Give some thought to what you would like to find when you arrive at your destination: a big, chain-type school with hundreds of students coming in each Monday, or a medium-size or small school with a limited amount of newcomers per week.
My personal choice is a small to medium-size language school, with a relaxed, cosy and friendly environment. Chances are that in a small, laid-back school I will also find friendly and relaxed staff and teachers, who will really have time for me. Not only do I want to learn a language or improve my language skills, but also to get to know the local people working at the school, as well as my fellow classmates from around the world.
Usually, the “about us” section in the website of every language school has a description of the school. Some schools are cooperatives in which the administrative staff and the teachers equally share the profits, or even non-profit organizations. I like to favour this kind of schools whenever possible.
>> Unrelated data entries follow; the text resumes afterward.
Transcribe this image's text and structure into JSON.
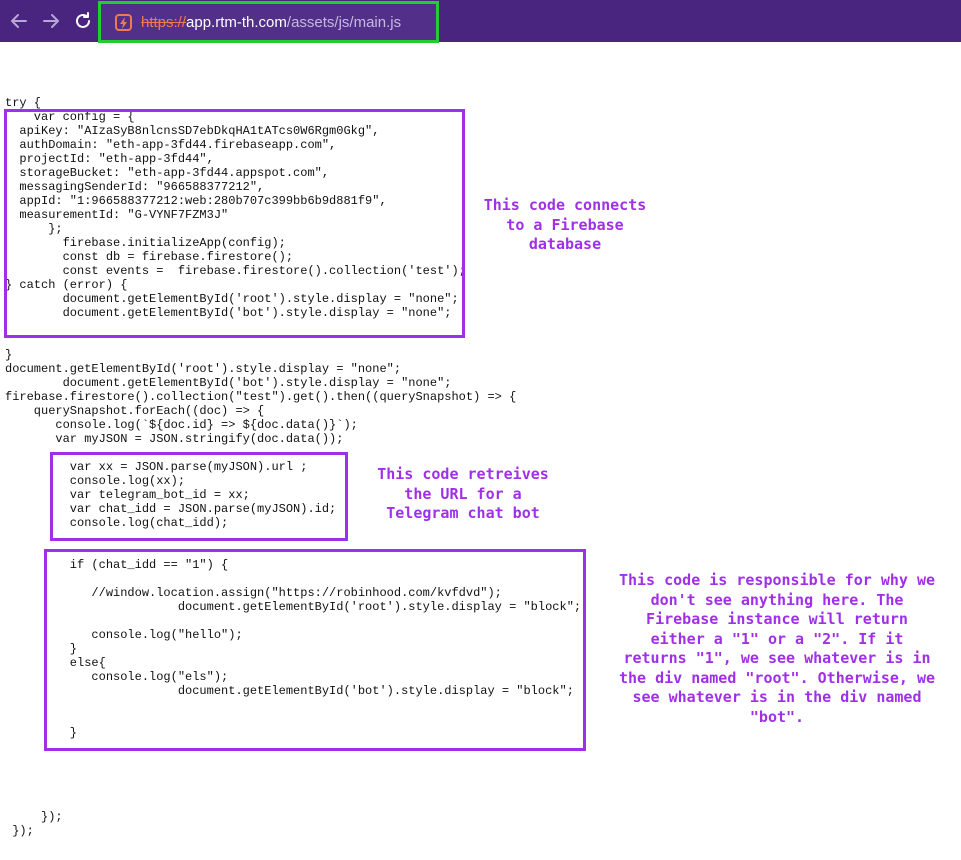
{
  "browser": {
    "url_scheme": "https://",
    "url_host": "app.rtm-th.com",
    "url_path": "/assets/js/main.js"
  },
  "code_lines": [
    "try {",
    "    var config = {",
    "  apiKey: \"AIzaSyB8nlcnsSD7ebDkqHA1tATcs0W6Rgm0Gkg\",",
    "  authDomain: \"eth-app-3fd44.firebaseapp.com\",",
    "  projectId: \"eth-app-3fd44\",",
    "  storageBucket: \"eth-app-3fd44.appspot.com\",",
    "  messagingSenderId: \"966588377212\",",
    "  appId: \"1:966588377212:web:280b707c399bb6b9d881f9\",",
    "  measurementId: \"G-VYNF7FZM3J\"",
    "      };",
    "        firebase.initializeApp(config);",
    "        const db = firebase.firestore();",
    "        const events =  firebase.firestore().collection('test');",
    "} catch (error) {",
    "        document.getElementById('root').style.display = \"none\";",
    "        document.getElementById('bot').style.display = \"none\";",
    "",
    "",
    "}",
    "document.getElementById('root').style.display = \"none\";",
    "        document.getElementById('bot').style.display = \"none\";",
    "firebase.firestore().collection(\"test\").get().then((querySnapshot) => {",
    "    querySnapshot.forEach((doc) => {",
    "       console.log(`${doc.id} => ${doc.data()}`);",
    "       var myJSON = JSON.stringify(doc.data());",
    "",
    "         var xx = JSON.parse(myJSON).url ;",
    "         console.log(xx);",
    "         var telegram_bot_id = xx;",
    "         var chat_idd = JSON.parse(myJSON).id;",
    "         console.log(chat_idd);",
    "",
    "",
    "         if (chat_idd == \"1\") {",
    "",
    "            //window.location.assign(\"https://robinhood.com/kvfdvd\");",
    "                        document.getElementById('root').style.display = \"block\";",
    "",
    "            console.log(\"hello\");",
    "         }",
    "         else{",
    "            console.log(\"els\");",
    "                        document.getElementById('bot').style.display = \"block\";",
    "",
    "",
    "         }",
    "",
    "",
    "",
    "",
    "",
    "     });",
    " });"
  ],
  "annotations": {
    "firebase": [
      "This code connects",
      "to a Firebase",
      "database"
    ],
    "telegram": [
      "This code retreives",
      "the URL for a",
      "Telegram chat bot"
    ],
    "logic": [
      "This code is responsible for why we",
      "don't see anything here. The",
      "Firebase instance will return",
      "either a \"1\" or a \"2\". If it",
      "returns \"1\", we see whatever is in",
      "the div named \"root\". Otherwise, we",
      "see whatever is in the div named",
      "\"bot\"."
    ]
  },
  "colors": {
    "browser_bar": "#4a2580",
    "url_highlight": "#22cc33",
    "annotation": "#a030e8",
    "insecure_scheme": "#ee7a52"
  }
}
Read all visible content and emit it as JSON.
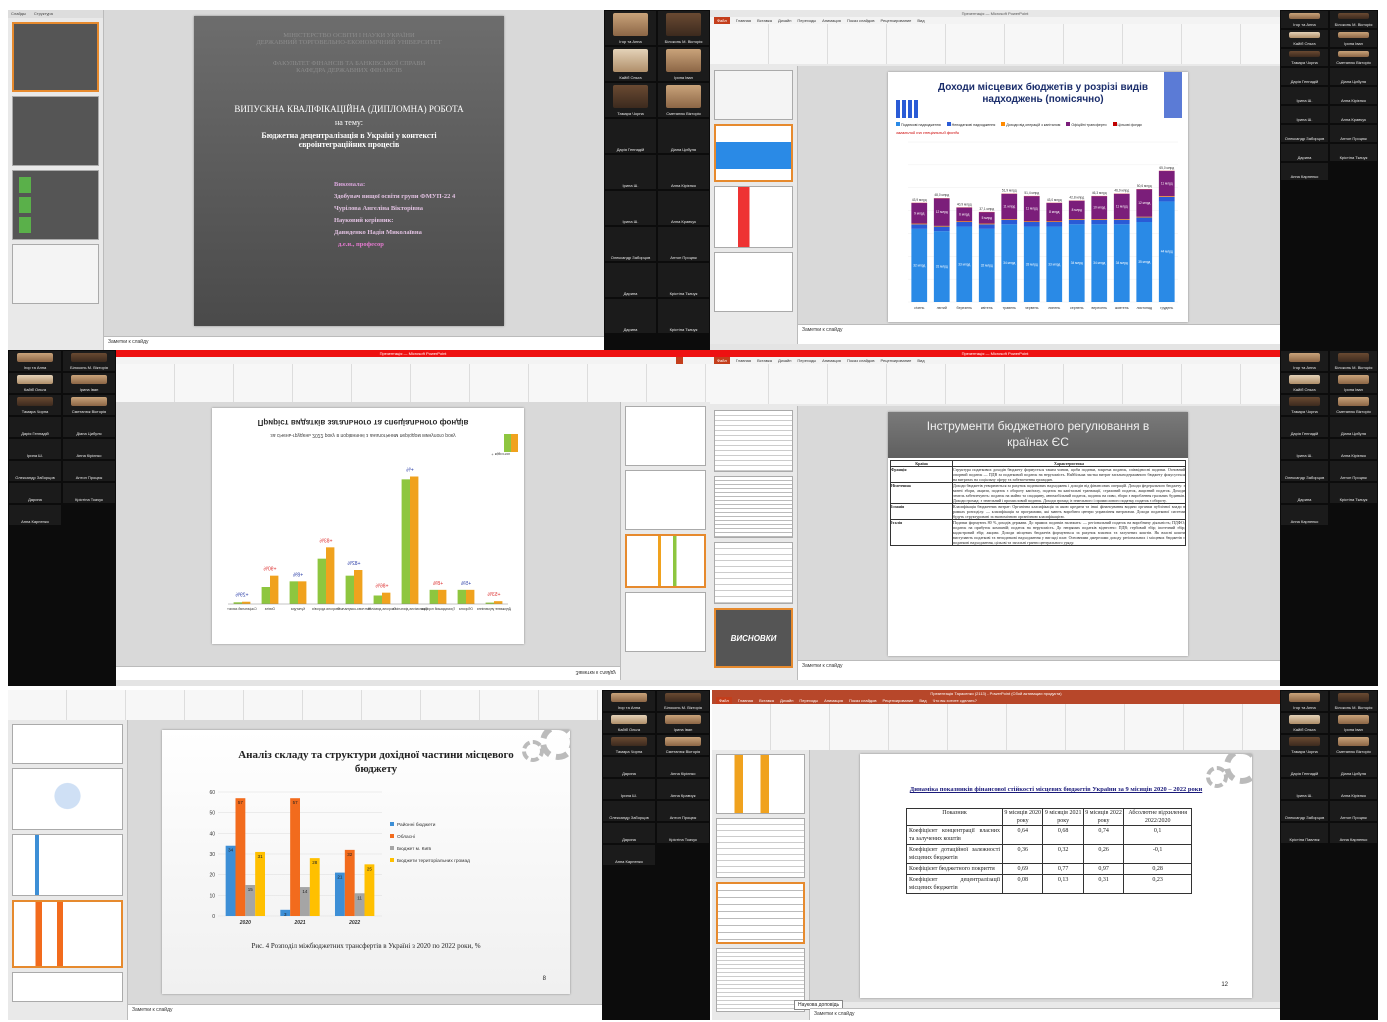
{
  "p1": {
    "tabs": [
      "Слайды",
      "Структура"
    ],
    "notes": "Заметки к слайду",
    "slide": {
      "ministry": "МІНІСТЕРСТВО ОСВІТИ І НАУКИ УКРАЇНИ",
      "univ": "ДЕРЖАВНИЙ ТОРГОВЕЛЬНО-ЕКОНОМІЧНИЙ УНІВЕРСИТЕТ",
      "faculty": "ФАКУЛЬТЕТ ФІНАНСІВ ТА БАНКІВСЬКОЇ СПРАВИ",
      "dept": "КАФЕДРА ДЕРЖАВНИХ ФІНАНСІВ",
      "work": "ВИПУСКНА КВАЛІФІКАЦІЙНА (ДИПЛОМНА) РОБОТА",
      "on_topic": "на тему:",
      "topic": "Бюджетна децентралізація в Україні у контексті євроінтеграційних процесів",
      "done_by": "Виконала:",
      "student_group": "Здобувач вищої освіти групи ФМУП-22 4",
      "student": "Чурілова Ангеліна Вікторівна",
      "supervisor_lbl": "Науковий керівник:",
      "supervisor": "Давиденко Надія Миколаївна",
      "degree": "д.е.н., професор"
    }
  },
  "g1": [
    "Ігор та Анна",
    "Білоконь М. Вікторія",
    "Кайіб Ольга",
    "Ірина Іван",
    "Тамара Чорна",
    "Сметанюк Вікторія",
    "Дарія Геннадій",
    "Діана Цибуля",
    "Ірина Ш.",
    "Анна Кірієнко",
    "Ірина Ш.",
    "Анна Кравчук",
    "Олександр Заборцов",
    "Антон Процюк",
    "Дарина",
    "Крістіна Ткачук",
    "Дарина",
    "Крістіна Ткачук"
  ],
  "p2": {
    "title": "Презентація — Microsoft PowerPoint",
    "tabs": [
      "Файл",
      "Главная",
      "Вставка",
      "Дизайн",
      "Переходы",
      "Анимация",
      "Показ слайдов",
      "Рецензирование",
      "Вид"
    ],
    "notes": "Заметки к слайду",
    "chart_data": {
      "type": "bar",
      "title": "Доходи місцевих бюджетів у розрізі видів надходжень (помісячно)",
      "categories": [
        "січень",
        "лютий",
        "березень",
        "квітень",
        "травень",
        "червень",
        "липень",
        "серпень",
        "вересень",
        "жовтень",
        "листопад",
        "грудень"
      ],
      "series": [
        {
          "name": "Податкові надходження",
          "values": [
            32,
            31,
            33,
            32,
            34,
            33,
            33,
            34,
            34,
            34,
            35,
            44
          ],
          "color": "#2a8ae6"
        },
        {
          "name": "Неподаткові надходження",
          "values": [
            2,
            2,
            2,
            2,
            2,
            2,
            2,
            2,
            2,
            2,
            2,
            2
          ],
          "color": "#2a5bd6"
        },
        {
          "name": "Доходи від операцій з капіталом",
          "values": [
            0.3,
            0.3,
            0.3,
            0.3,
            0.3,
            0.3,
            0.3,
            0.3,
            0.3,
            0.3,
            0.3,
            0.3
          ],
          "color": "#ff8a00"
        },
        {
          "name": "Офіційні трансферти",
          "values": [
            9,
            12,
            6,
            5,
            11,
            11,
            8,
            8,
            10,
            11,
            12,
            11
          ],
          "color": "#7b1e7a"
        },
        {
          "name": "Цільові фонди",
          "values": [
            0.1,
            0.1,
            0.1,
            0.1,
            0.1,
            0.1,
            0.1,
            0.1,
            0.1,
            0.1,
            0.1,
            0.1
          ],
          "color": "#c00000"
        }
      ],
      "totals": [
        "43,9 млрд",
        "48,0 млрд",
        "40,9 млрд",
        "37,1 млрд",
        "51,9 млрд",
        "51,4 млрд",
        "43,0 млрд",
        "42,8 млрд",
        "46,3 млрд",
        "46,9 млрд",
        "50,6 млрд",
        "65,0 млрд"
      ],
      "legend_extra": "загальний та спеціальний фонди",
      "ylim": [
        0,
        70
      ]
    }
  },
  "g2": [
    "Ігор та Анна",
    "Білоконь М. Вікторія",
    "Кайіб Ольга",
    "Ірина Іван",
    "Тамара Чорна",
    "Сметанюк Вікторія",
    "Дарія Геннадій",
    "Діана Цибуля",
    "Ірина Ш.",
    "Анна Кірієнко",
    "Ірина Ш.",
    "Анна Кравчук",
    "Олександр Заборцов",
    "Антон Процюк",
    "Дарина",
    "Крістіна Ткачук",
    "Анна Карпенко"
  ],
  "p3": {
    "title": "Презентація — Microsoft PowerPoint",
    "notes": "Заметки к слайду",
    "chart_data": {
      "type": "bar",
      "title": "Приріст видатків загального та спеціального фондів",
      "subtitle": "за січень-грудень 2022 року в порівнянні з аналогічним періодом минулого року",
      "categories": [
        "Державне управління",
        "Оборона",
        "Громадський порядок",
        "Економічна діяльність",
        "Охорона довкілля",
        "Житлово-комунальне",
        "Охорона здоров'я",
        "Культура",
        "Освіта",
        "Соціальний захист"
      ],
      "series": [
        {
          "name": "загальний фонд",
          "values": [
            1,
            5,
            5,
            45,
            4,
            12,
            20,
            8,
            10,
            0.8
          ],
          "color": "#f0a21e"
        },
        {
          "name": "спеціальний фонд",
          "values": [
            0.5,
            5,
            5,
            44,
            3,
            10,
            16,
            8,
            6,
            0.6
          ],
          "color": "#8ec63f"
        }
      ],
      "labels": [
        "+53%",
        "+5%",
        "+8%",
        "+%",
        "+86%",
        "+82%",
        "+83%",
        "+8%",
        "+90%",
        "+29%"
      ],
      "legend": "+ відсоток"
    }
  },
  "g3": [
    "Ігор та Анна",
    "Білоконь М. Вікторія",
    "Кайіб Ольга",
    "Ірина Іван",
    "Тамара Чорна",
    "Сметанюк Вікторія",
    "Дарія Геннадій",
    "Діана Цибуля",
    "Ірина Ш.",
    "Анна Кірієнко",
    "Олександр Заборцов",
    "Антон Процюк",
    "Дарина",
    "Крістіна Ткачук",
    "Анна Карпенко"
  ],
  "p4": {
    "title": "Презентація — Microsoft PowerPoint",
    "notes": "Заметки к слайду",
    "slide_title": "Інструменти бюджетного регулювання в країнах ЄС",
    "table": {
      "head": [
        "Країна",
        "Характеристика"
      ],
      "rows": [
        [
          "Франція",
          "Структура податкових доходів бюджету формується таким чином, щоби податки, зокрема податок, співвідносні податки. Основний опорний податок — ПДВ за податковий податок на нерухомість. Найбільша частка витрат загальнодержавного бюджету фокусується на витратах на соціальну сферу та забезпечення громадян."
        ],
        [
          "Німеччина",
          "Доходи бюджетів утворюються за рахунок податкових надходжень і доходів від фінансових операцій. Доходи федерального бюджету: з митні збори, акцизи, податок з обороту капіталу, податок на капітальні транзакції, страховий податок, акцизний податок. Доходи земель забезпечують: податок на майно та спадщину, автомобільний податок, податок на пиво, збори з вироблення гральних будинків. Доходи громад: з земельний і промисловий податок. Доходи громад із земельного і промислового податку, податок з обороту."
        ],
        [
          "Іспанія",
          "Класифікація бюджетних витрат: Органічна класифікація за якою кредити та інші фінансування видано органам публічної влади в рамках розподілу. — класифікація за програмами, які мають виробити центри управління витратами. Доходи податкової системи будуть структуровані за економічною органічною класифікацією."
        ],
        [
          "Італія",
          "Податки формують 80 % доходів держави. До прямих податків належать: — регіональний податок на виробничу діяльність; ПДФО; податок на прибуток компаній; податок на нерухомість. До непрямих податків віднесено: ПДВ; гербовий збір; іпотечний збір; кадастровий збір; акцизи. Доходи місцевих бюджетів формуються за рахунок власних та залучених коштів. Як власні кошти виступають податкові та неподаткові надходження у вигляді плат. Основними джерелами доходу регіональних і місцевих бюджетів є податкові надходження, цільові та загальні гранти центрального уряду."
        ]
      ]
    },
    "thumb_title": "ВИСНОВКИ"
  },
  "g4": [
    "Ігор та Анна",
    "Білоконь М. Вікторія",
    "Кайіб Ольга",
    "Ірина Іван",
    "Тамара Чорна",
    "Сметанюк Вікторія",
    "Дарія Геннадій",
    "Діана Цибуля",
    "Ірина Ш.",
    "Анна Кірієнко",
    "Олександр Заборцов",
    "Антон Процюк",
    "Дарина",
    "Крістіна Ткачук",
    "Анна Карпенко"
  ],
  "p5": {
    "notes": "Заметки к слайду",
    "slide_title": "Аналіз складу та структури дохідної частини місцевого бюджету",
    "caption": "Рис. 4 Розподіл міжбюджетних трансфертів в Україні з 2020 по 2022 роки, %",
    "page": "8",
    "chart_data": {
      "type": "bar",
      "categories": [
        "2020",
        "2021",
        "2022"
      ],
      "series": [
        {
          "name": "Районні бюджети",
          "values": [
            34,
            3,
            21
          ],
          "color": "#3d8fd6"
        },
        {
          "name": "Обласні",
          "values": [
            57,
            57,
            32
          ],
          "color": "#f26b1d"
        },
        {
          "name": "Бюджет м. Київ",
          "values": [
            15,
            14,
            11
          ],
          "color": "#a5a5a5"
        },
        {
          "name": "Бюджети територіальних громад",
          "values": [
            31,
            28,
            25
          ],
          "color": "#ffc000"
        }
      ],
      "ylim": [
        0,
        60
      ],
      "yticks": [
        0,
        10,
        20,
        30,
        40,
        50,
        60
      ]
    }
  },
  "g5": [
    "Ігор та Анна",
    "Білоконь М. Вікторія",
    "Кайіб Ольга",
    "Ірина Іван",
    "Тамара Чорна",
    "Сметанюк Вікторія",
    "Дарина",
    "Анна Кірієнко",
    "Ірина Ш.",
    "Анна Кравчук",
    "Олександр Заборцов",
    "Антон Процюк",
    "Дарина",
    "Крістіна Ткачук",
    "Анна Карпенко"
  ],
  "p6": {
    "title": "Презентація Тарасенко (2113) - PowerPoint (Сбой активации продукта)",
    "tabs": [
      "Файл",
      "Главная",
      "Вставка",
      "Дизайн",
      "Переходы",
      "Анимация",
      "Показ слайдов",
      "Рецензирование",
      "Вид",
      "Что вы хотите сделать?"
    ],
    "notes": "Заметки к слайду",
    "slide_title": "Динаміка показників фінансової стійкості місцевих бюджетів України за 9 місяців 2020 – 2022 роки",
    "page": "12",
    "table": {
      "head": [
        "Показник",
        "9 місяців 2020 року",
        "9 місяців 2021 року",
        "9 місяців 2022 року",
        "Абсолютне відхилення 2022/2020"
      ],
      "rows": [
        [
          "Коефіцієнт концентрації власних та залучених коштів",
          "0,64",
          "0,68",
          "0,74",
          "0,1"
        ],
        [
          "Коефіцієнт дотаційної залежності місцевих бюджетів",
          "0,36",
          "0,32",
          "0,26",
          "-0,1"
        ],
        [
          "Коефіцієнт бюджетного покриття",
          "0,69",
          "0,77",
          "0,97",
          "0,28"
        ],
        [
          "Коефіцієнт децентралізації місцевих бюджетів",
          "0,08",
          "0,13",
          "0,31",
          "0,23"
        ]
      ]
    },
    "tooltip": "Наукова доповідь"
  },
  "g6": [
    "Ігор та Анна",
    "Білоконь М. Вікторія",
    "Кайіб Ольга",
    "Ірина Іван",
    "Тамара Чорна",
    "Сметанюк Вікторія",
    "Дарія Геннадій",
    "Діана Цибуля",
    "Ірина Ш.",
    "Анна Кірієнко",
    "Олександр Заборцов",
    "Антон Процюк",
    "Крістіна Павлюк",
    "Анна Карпенко"
  ]
}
Foreign language classes with 15 students or more are just too crowded for my taste. Learning a language is about interaction and active participation, not just absorbing grammar rules and vocabulary (which I can do at home on my own).
In class I want the teacher to be able to focus on my weak points and help me overcome them, I want to work with my classmates, use and exercise my newly acquired skills, and have fun. Ideally, group classes shouldn’t have more than 12 or 13 students, 15 at the most.
You will be able to make the most of each class in smaller groups, with student-centred lessons and more time of personalized attention. It’s not about craving for attention or selfishness, but hey, in-context language learning is not for free, so it does make sense to try to make the most of each class minute!